The indisputable fact, however, is that the negotiation process and the Medicare program in its entirety are voluntary. Additionally, these constitutional arguments are not a novel approach as there is strong precedent from previous health care legal challenges and judges have dismissed similar claims in previous health care lawsuits.

However, any of the judges in the nine cases could view these as valid claims and pose a real threat to the negotiation process and getting fair, affordable prices to people who need them.

What is the timeline and potential ramifications for these lawsuits?

Unfortunately, the legal process takes time to play out– and these suits could wind their way through the judicial system ultimately ending up at the U.S. Supreme Court. Should any of the lawsuits move forward, there is a threat that the negotiation program gets delayed, paused, or cancelled altogether. It’s also possible that the companies suing could be exempt from participation, meaning their drug would no longer be up for negotiation, allowing them to continue selling at wildly inflated prices. This could have severe consequences for millions of people in our country who are waiting for access to drugs that they currently cannot afford.

Briefings for the lawsuits are ongoing but we could expect to see early decisions as soon as mid-2024. However, a recent ruling in the Dayton Area Chamber of Commerce et al. v. Becerra et al case provides new insight into how some of the lawsuits might be handled. The judge in that case blocked a request for an injunction, which, if granted would have halted progress on the entire negotiation program. The injunction request focused mostly on the due process clause, a claim that said the government cannot “take” products at below market rate without constitutional safeguards like notice and rulemaking or judicial oversight. Even though the is an early ruling — and not a final decision — it is the first major win for the negotiation program and the people fighting for affordable access to medications.

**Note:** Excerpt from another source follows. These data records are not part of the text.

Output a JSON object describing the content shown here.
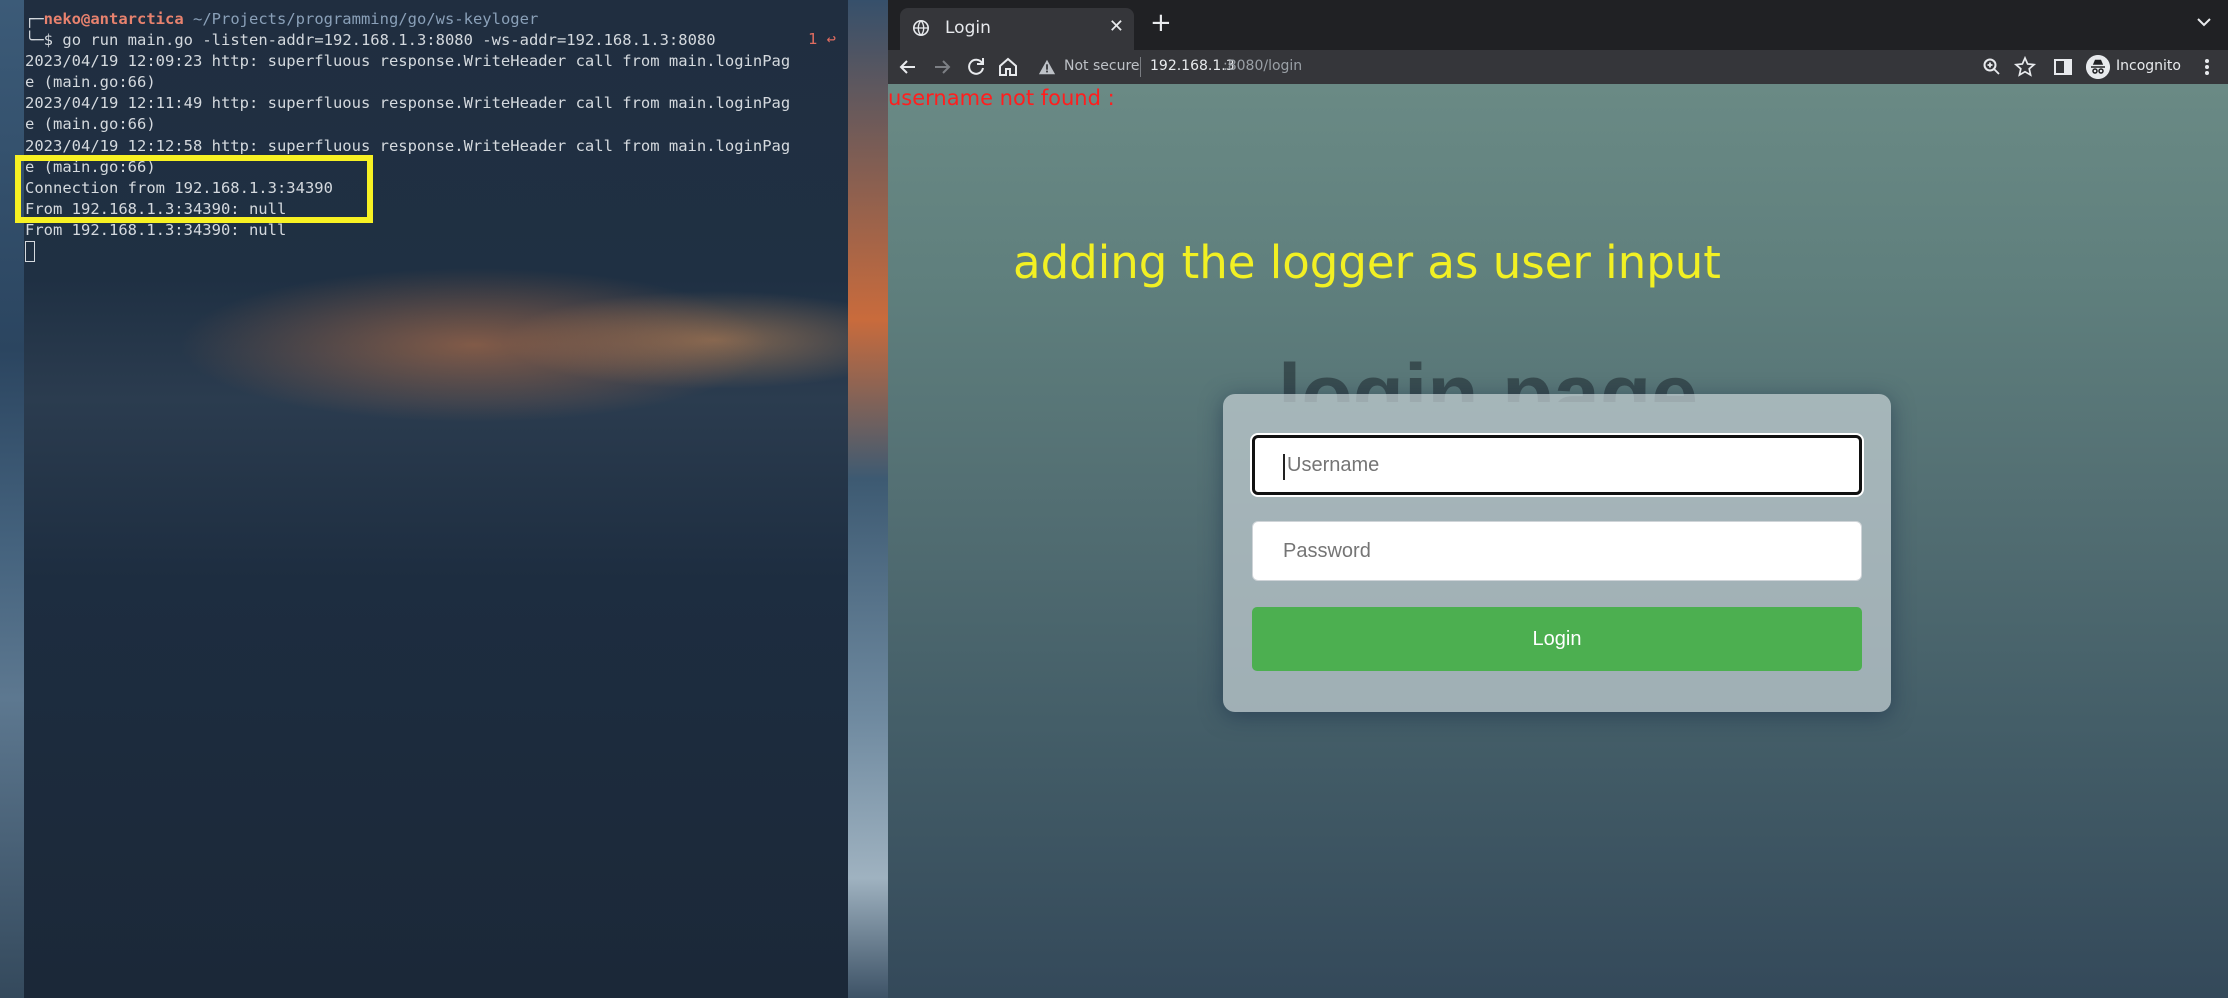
{
  "terminal": {
    "prompt_user": "neko@antarctica",
    "prompt_path": "~/Projects/programming/go/ws-keyloger",
    "prompt_symbol": "$",
    "command": "go run main.go -listen-addr=192.168.1.3:8080 -ws-addr=192.168.1.3:8080",
    "exit_code": "1 ↩",
    "lines": [
      "2023/04/19 12:09:23 http: superfluous response.WriteHeader call from main.loginPag",
      "e (main.go:66)",
      "2023/04/19 12:11:49 http: superfluous response.WriteHeader call from main.loginPag",
      "e (main.go:66)",
      "2023/04/19 12:12:58 http: superfluous response.WriteHeader call from main.loginPag",
      "e (main.go:66)",
      "Connection from 192.168.1.3:34390",
      "From 192.168.1.3:34390: null",
      "From 192.168.1.3:34390: null"
    ],
    "highlight_color": "#f7f123"
  },
  "browser": {
    "tab_title": "Login",
    "url_warning": "Not secure",
    "url_host": "192.168.1.3",
    "url_path": ":8080/login",
    "profile_label": "Incognito",
    "icons": [
      "globe-icon",
      "close-icon",
      "plus-icon",
      "chevron-down-icon",
      "back-arrow-icon",
      "forward-arrow-icon",
      "reload-icon",
      "home-icon",
      "warning-icon",
      "zoom-icon",
      "star-icon",
      "side-panel-icon",
      "incognito-icon",
      "more-vert-icon"
    ]
  },
  "page": {
    "error_message": "username not found :",
    "annotation": "adding the logger as user input",
    "heading": "login page",
    "username_placeholder": "Username",
    "password_placeholder": "Password",
    "login_button": "Login",
    "button_color": "#4caf50",
    "error_color": "#ff1e1e",
    "annotation_color": "#f2f023"
  }
}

Were these legal challenges anticipated with drug negotiation?

Let’s be clear – these lawsuits are not unexpected. Indeed, they are part of the same playbook used when the Affordable Care Act passed. That law, which provides health care access and protections to millions of Americans, was the subject of many lawsuits — several of which ended up at the Supreme Court. The IRA and its Medicare drug negotiation program are similarly transformational, and it is taking on abuses in the health care system acted upon and upheld by some of the sector’s wealthiest and well-resourced actors: drug companies and their lobbyists. In many ways, these lawsuits just represent a continuation of the same arguments these same actors made when the law was being written and passed in Congress. They have only moved legislative fights to the judicial arena.

The Biden administration is expected to continue to defend the IRA and its monumental benefits, and advocates will continue to fight against these lawsuits with tactics like amicus briefs.

Meanwhile, the Centers for Medicare and Medicaid Services (CMS) continues to move forward with implementation. They have already received agreements to participate from all drug companies that manufacture the first ten drugs up for negotiation and are in the next stages of data gathering and formulating an initial price offer.

While we cannot predict an outcome to any of these lawsuits, we do know that the only people drug companies are trying to help with these suits are themselves. Drug companies are placing themselves in direct opposition to the very people they claim to serve – all the individuals and their families who rely on life-saving and sustaining medications and who are currently unable to afford them due to drug company greed.